Меншиков вздохнул. Екатерина, измученным влюбленным взглядом изучавшая его лицо, тоже вздохнула.
— Светлейший, — свистящим шепотом окликнула она, — слышишь? Последний раз, чай, видимся. Умираю я.
— Полно, матушка, — с деланной бодростью пробасил Меншиков. — Ты еще нас переживешь.
Императрица слабо, благодарно улыбнулась и сразу же посерьезнела.
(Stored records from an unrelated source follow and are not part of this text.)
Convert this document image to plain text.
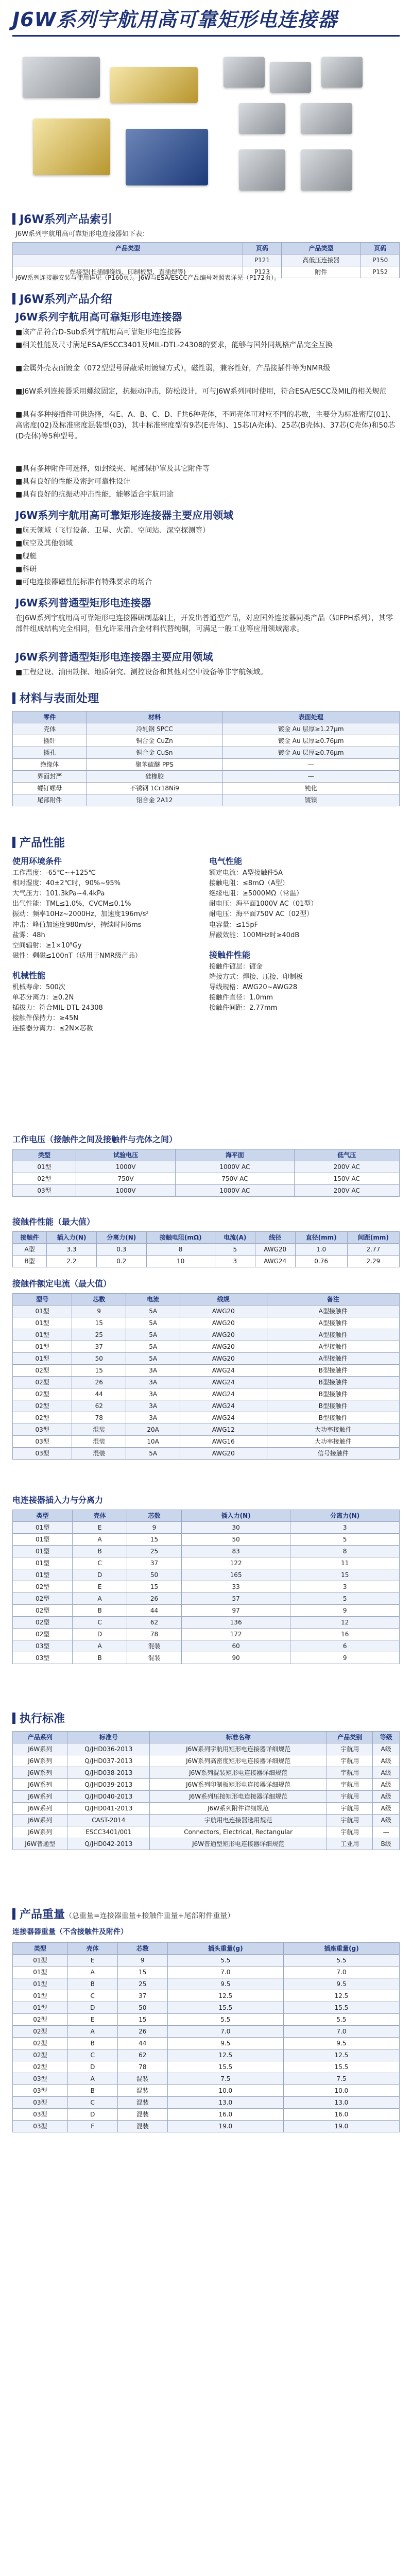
J6W系列宇航用高可靠矩形电连接器
J6W系列产品索引
J6W系列宇航用高可靠矩形电连接器如下表：
产品类型	页码	产品类型	页码
	P121	高低压连接器	P150
焊接型(长插脚绕线、印制板型、直插焊等)	P123	附件	P152
J6W系列连接器安装与使用详见（P160页）。J6W与ESA/ESCC产品编号对照表详见（P172页）。
J6W系列产品介绍
J6W系列宇航用高可靠矩形电连接器
■该产品符合D-Sub系列宇航用高可靠矩形电连接器
■相关性能及尺寸满足ESA/ESCC3401及MIL-DTL-24308的要求，能够与国外同规格产品完全互换
■金属外壳表面镀金（072型型号屏蔽采用镀镍方式），磁性弱，兼容性好，产品接插件等为NMR级
■J6W系列连接器采用螺纹固定，抗振动冲击，防松设计，可与J6W系列同时使用，符合ESA/ESCC及MIL的相关规范
■具有多种接插件可供选择，有E、A、B、C、D、F共6种壳体，不同壳体可对应不同的芯数，主要分为标准密度(01)、高密度(02)及标准密度混装型(03)，其中标准密度型有9芯(E壳体)、15芯(A壳体)、25芯(B壳体)、37芯(C壳体)和50芯(D壳体)等5种型号。
■具有多种附件可选择，如封线夹、尾部保护罩及其它附件等
■具有良好的性能及密封可靠性设计
■具有良好的抗振动冲击性能，能够适合宇航用途
J6W系列宇航用高可靠矩形连接器主要应用领域
■航天领域（飞行设备、卫星、火箭、空间站、深空探测等）
■航空及其他领域
■舰艇
■科研
■可电连接器磁性能标准有特殊要求的场合
J6W系列普通型矩形电连接器
在J6W系列宇航用高可靠矩形电连接器研制基础上，开发出普通型产品，对应国外连接器同类产品（如FPH系列），其零部件组成结构完全相同，但允许采用合金材料代替纯铜，可满足一般工业等应用领域需求。
J6W系列普通型矩形电连接器主要应用领域
■工程建设、油田勘探、地质研究、测控设备和其他对空中设备等非宇航领域。
材料与表面处理
零件	材料	表面处理
壳体	冷轧钢 SPCC	镀金 Au 层厚≥1.27μm
插针	铜合金 CuZn	镀金 Au 层厚≥0.76μm
插孔	铜合金 CuSn	镀金 Au 层厚≥0.76μm
绝缘体	聚苯硫醚 PPS	—
界面封严	硅橡胶	—
螺钉螺母	不锈钢 1Cr18Ni9	钝化
尾部附件	铝合金 2A12	镀镍
产品性能
使用环境条件
工作温度：-65℃~+125℃
相对湿度：40±2℃时，90%~95%
大气压力：101.3kPa~4.4kPa
出气性能：TML≤1.0%，CVCM≤0.1%
振动：频率10Hz~2000Hz，加速度196m/s²
冲击：峰值加速度980m/s²，持续时间6ms
盐雾：48h
空间辐射：≥1×10⁵Gy
磁性：剩磁≤100nT（适用于NMR级产品）
机械性能
机械寿命：500次
单芯分离力：≥0.2N
插拔力：符合MIL-DTL-24308
接触件保持力：≥45N
连接器分离力：≤2N×芯数
电气性能
额定电流：A型接触件5A
接触电阻：≤8mΩ（A型）
绝缘电阻：≥5000MΩ（常温）
耐电压：海平面1000V AC（01型）
耐电压：海平面750V AC（02型）
电容量：≤15pF
屏蔽效能：100MHz时≥40dB
接触件性能
接触件镀层：镀金
端接方式：焊接、压接、印制板
导线规格：AWG20~AWG28
接触件直径：1.0mm
接触件间距：2.77mm
工作电压（接触件之间及接触件与壳体之间）
类型	试验电压	海平面	低气压
01型	1000V	1000V AC	200V AC
02型	750V	750V AC	150V AC
03型	1000V	1000V AC	200V AC
接触件性能（最大值）
接触件	插入力(N)	分离力(N)	接触电阻(mΩ)	电流(A)	线径	直径(mm)	间距(mm)
A型	3.3	0.3	8	5	AWG20	1.0	2.77
B型	2.2	0.2	10	3	AWG24	0.76	2.29
接触件额定电流（最大值）
型号	芯数	电流	线规	备注
01型	9	5A	AWG20	A型接触件
01型	15	5A	AWG20	A型接触件
01型	25	5A	AWG20	A型接触件
01型	37	5A	AWG20	A型接触件
01型	50	5A	AWG20	A型接触件
02型	15	3A	AWG24	B型接触件
02型	26	3A	AWG24	B型接触件
02型	44	3A	AWG24	B型接触件
02型	62	3A	AWG24	B型接触件
02型	78	3A	AWG24	B型接触件
03型	混装	20A	AWG12	大功率接触件
03型	混装	10A	AWG16	大功率接触件
03型	混装	5A	AWG20	信号接触件
电连接器插入力与分离力
类型	壳体	芯数	插入力(N)	分离力(N)
01型	E	9	30	3
01型	A	15	50	5
01型	B	25	83	8
01型	C	37	122	11
01型	D	50	165	15
02型	E	15	33	3
02型	A	26	57	5
02型	B	44	97	9
02型	C	62	136	12
02型	D	78	172	16
03型	A	混装	60	6
03型	B	混装	90	9
执行标准
产品系列	标准号	标准名称	产品类别	等级
J6W系列	Q/JHD036-2013	J6W系列宇航用矩形电连接器详细规范	宇航用	A级
J6W系列	Q/JHD037-2013	J6W系列高密度矩形电连接器详细规范	宇航用	A级
J6W系列	Q/JHD038-2013	J6W系列混装矩形电连接器详细规范	宇航用	A级
J6W系列	Q/JHD039-2013	J6W系列印制板矩形电连接器详细规范	宇航用	A级
J6W系列	Q/JHD040-2013	J6W系列压接矩形电连接器详细规范	宇航用	A级
J6W系列	Q/JHD041-2013	J6W系列附件详细规范	宇航用	A级
J6W系列	CAST-2014	宇航用电连接器选用规范	宇航用	A级
J6W系列	ESCC3401/001	Connectors, Electrical, Rectangular	宇航用	—
J6W普通型	Q/JHD042-2013	J6W普通型矩形电连接器详细规范	工业用	B级
产品重量（总重量=连接器重量+接触件重量+尾部附件重量）
连接器器重量（不含接触件及附件）
类型	壳体	芯数	插头重量(g)	插座重量(g)
01型	E	9	5.5	5.5
01型	A	15	7.0	7.0
01型	B	25	9.5	9.5
01型	C	37	12.5	12.5
01型	D	50	15.5	15.5
02型	E	15	5.5	5.5
02型	A	26	7.0	7.0
02型	B	44	9.5	9.5
02型	C	62	12.5	12.5
02型	D	78	15.5	15.5
03型	A	混装	7.5	7.5
03型	B	混装	10.0	10.0
03型	C	混装	13.0	13.0
03型	D	混装	16.0	16.0
03型	F	混装	19.0	19.0
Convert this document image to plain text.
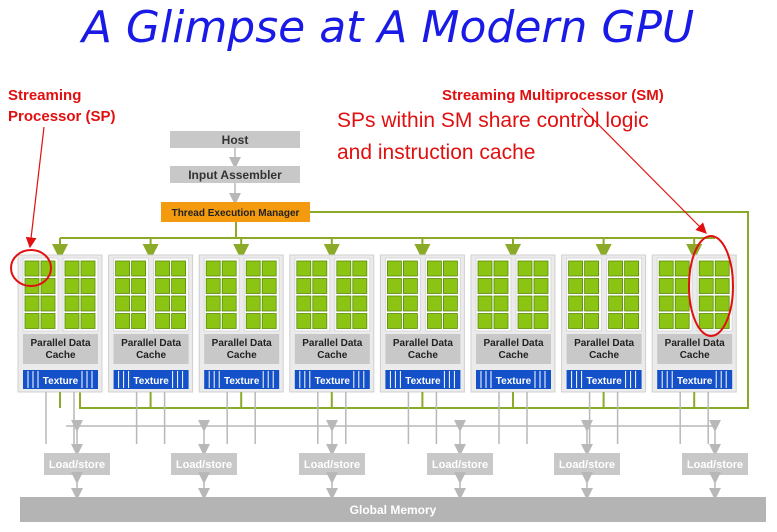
A Glimpse at A Modern GPU
Streaming
Processor (SP)
Streaming Multiprocessor (SM)
SPs within SM share control logic
and instruction cache
Host
Input Assembler
Thread Execution Manager
Parallel Data
Cache
Texture
Parallel Data
Cache
Texture
Parallel Data
Cache
Texture
Parallel Data
Cache
Texture
Parallel Data
Cache
Texture
Parallel Data
Cache
Texture
Parallel Data
Cache
Texture
Parallel Data
Cache
Texture
Load/store	Load/store	Load/store	Load/store	Load/store	Load/store
Global Memory
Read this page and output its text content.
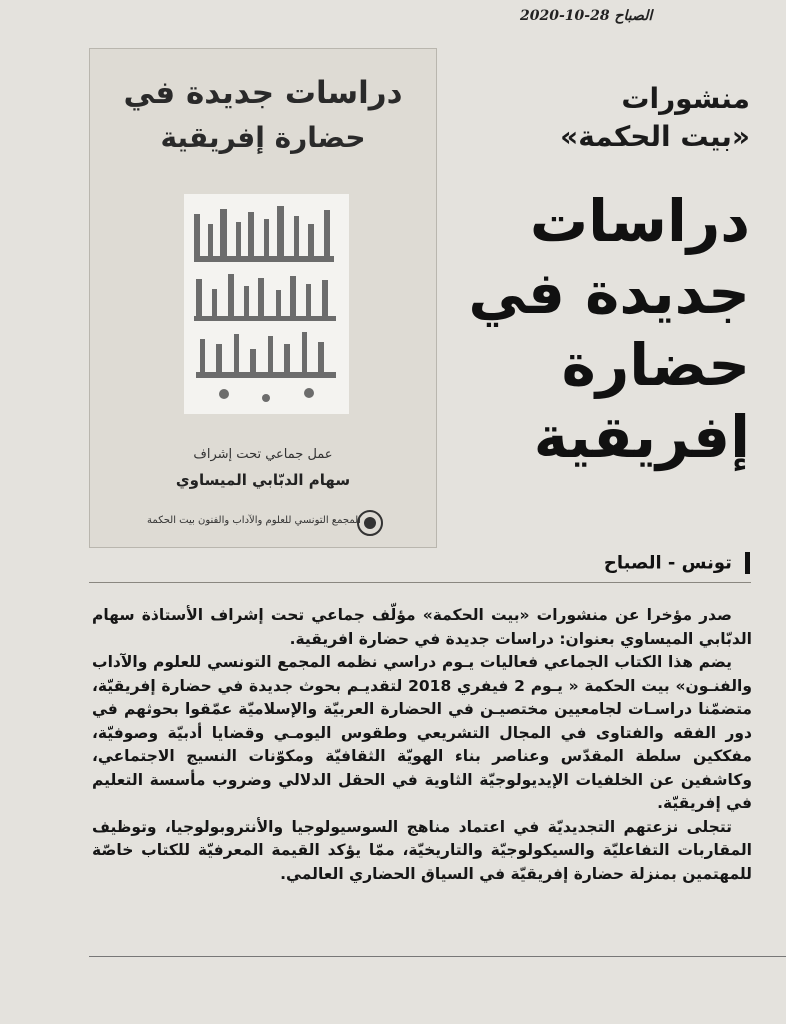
الصباح 28-10-2020
دراسات جديدة في
حضارة إفريقية
عمل جماعي تحت إشراف
سهام الدبّابي الميساوي
المجمع التونسي للعلوم والآداب والفنون بيت الحكمة
منشورات
«بيت الحكمة»
دراسات جديدة في حضارة إفريقية
تونس - الصباح

صدر مؤخرا عن منشورات «بيت الحكمة» مؤلّف جماعي تحت إشراف الأستاذة سهام الدبّابي الميساوي بعنوان: دراسات جديدة في حضارة افريقية.

يضم هذا الكتاب الجماعي فعاليات يـوم دراسي نظمه المجمع التونسي للعلوم والآداب والفنـون» بيت الحكمة « يـوم 2 فيفري 2018 لتقديـم بحوث جديدة في حضارة إفريقيّة، متضمّنا دراسـات لجامعيين مختصيـن في الحضارة العربيّة والإسلاميّة عمّقوا بحوثهم في دور الفقه والفتاوى في المجال التشريعي وطقوس اليومـي وقضايا أدبيّة وصوفيّة، مفككين سلطة المقدّس وعناصر بناء الهويّة الثقافيّة ومكوّنات النسيج الاجتماعي، وكاشفين عن الخلفيات الإيديولوجيّة الثاوية في الحقل الدلالي وضروب مأسسة التعليم في إفريقيّة.

تتجلى نزعتهم التجديديّة في اعتماد مناهج السوسيولوجيا والأنتروبولوجيا، وتوظيف المقاربات التفاعليّة والسيكولوجيّة والتاريخيّة، ممّا يؤكد القيمة المعرفيّة للكتاب خاصّة للمهتمين بمنزلة حضارة إفريقيّة في السياق الحضاري العالمي.
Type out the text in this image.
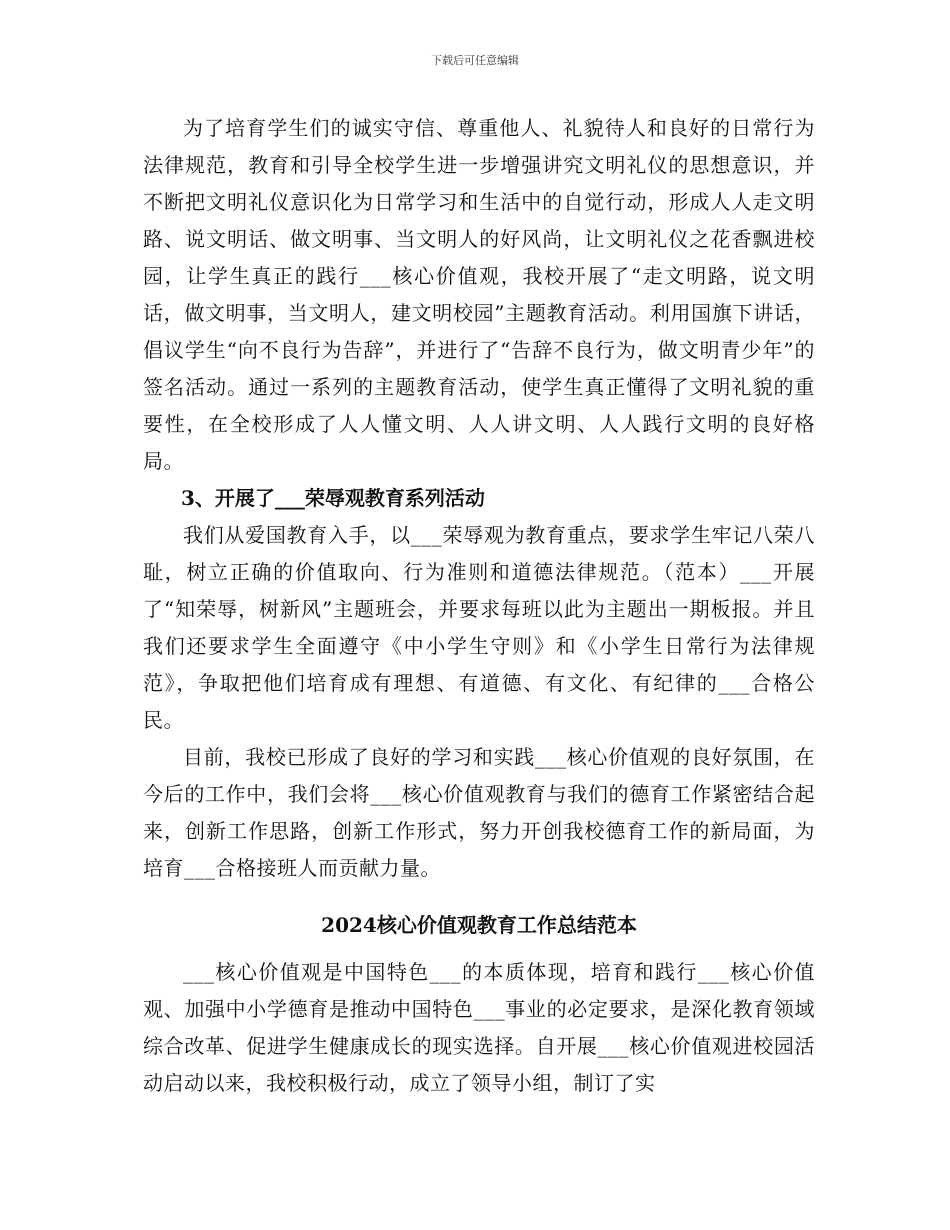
下载后可任意编辑

为了培育学生们的诚实守信、尊重他人、礼貌待人和良好的日常行为法律规范，教育和引导全校学生进一步增强讲究文明礼仪的思想意识，并不断把文明礼仪意识化为日常学习和生活中的自觉行动，形成人人走文明路、说文明话、做文明事、当文明人的好风尚，让文明礼仪之花香飘进校园，让学生真正的践行___核心价值观，我校开展了“走文明路，说文明话，做文明事，当文明人，建文明校园”主题教育活动。利用国旗下讲话，倡议学生“向不良行为告辞”，并进行了“告辞不良行为，做文明青少年”的签名活动。通过一系列的主题教育活动，使学生真正懂得了文明礼貌的重要性，在全校形成了人人懂文明、人人讲文明、人人践行文明的良好格局。

3、开展了___荣辱观教育系列活动

我们从爱国教育入手，以___荣辱观为教育重点，要求学生牢记八荣八耻，树立正确的价值取向、行为准则和道德法律规范。（范本）___开展了“知荣辱，树新风”主题班会，并要求每班以此为主题出一期板报。并且我们还要求学生全面遵守《中小学生守则》和《小学生日常行为法律规范》，争取把他们培育成有理想、有道德、有文化、有纪律的___合格公民。

目前，我校已形成了良好的学习和实践___核心价值观的良好氛围，在今后的工作中，我们会将___核心价值观教育与我们的德育工作紧密结合起来，创新工作思路，创新工作形式，努力开创我校德育工作的新局面，为培育___合格接班人而贡献力量。

2024核心价值观教育工作总结范本

___核心价值观是中国特色___的本质体现，培育和践行___核心价值观、加强中小学德育是推动中国特色___事业的必定要求，是深化教育领域综合改革、促进学生健康成长的现实选择。自开展___核心价值观进校园活动启动以来，我校积极行动，成立了领导小组，制订了实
— Будет, Александр Данилыч. Не место и не время лукавить. Не о том я. Смерти не страшусь, хоть и жалко уходить. — Она с тоской смотрела на князя. Большая слеза выползла из налитого болью глаза, оставляя мокрый след на иссохшей коже щеки. — Отмучилась я, и нету во мне более страха… Я ведь всего боялась. Сперва Шереметьева, потом тебя, потом государя, потом титула своего. Все казалось мне, что кончится мой царственный сон и окажусь я снова у пастора Глюка или с гренадером под повозкой. Ты сильный, — улыбнулась вяло и как-то жалко, — ни бога, ни государя покойного не боялся, а меня так вовсе за дуру считал.
— Государыня! — укоризненно взревел Меншиков.
— Правда это, Александр Данилыч, правда! Много ты мне пакостей сотворил, да и сейчас… От меня вот отвернулся, смерть мою почуяв. К Петру Алексеевичу, внуку государеву, льнешь. Господь с тобой! Живи как знаешь. Зла я на тебя не держу, потому как люб ты мне. До сих пор люб.
Меншиков засопел, хотел упасть на колени, поцеловать желтую вялую руку Екатерины, утонувшую в золотисто-коричневой собольей опушке одеяла, но передумал.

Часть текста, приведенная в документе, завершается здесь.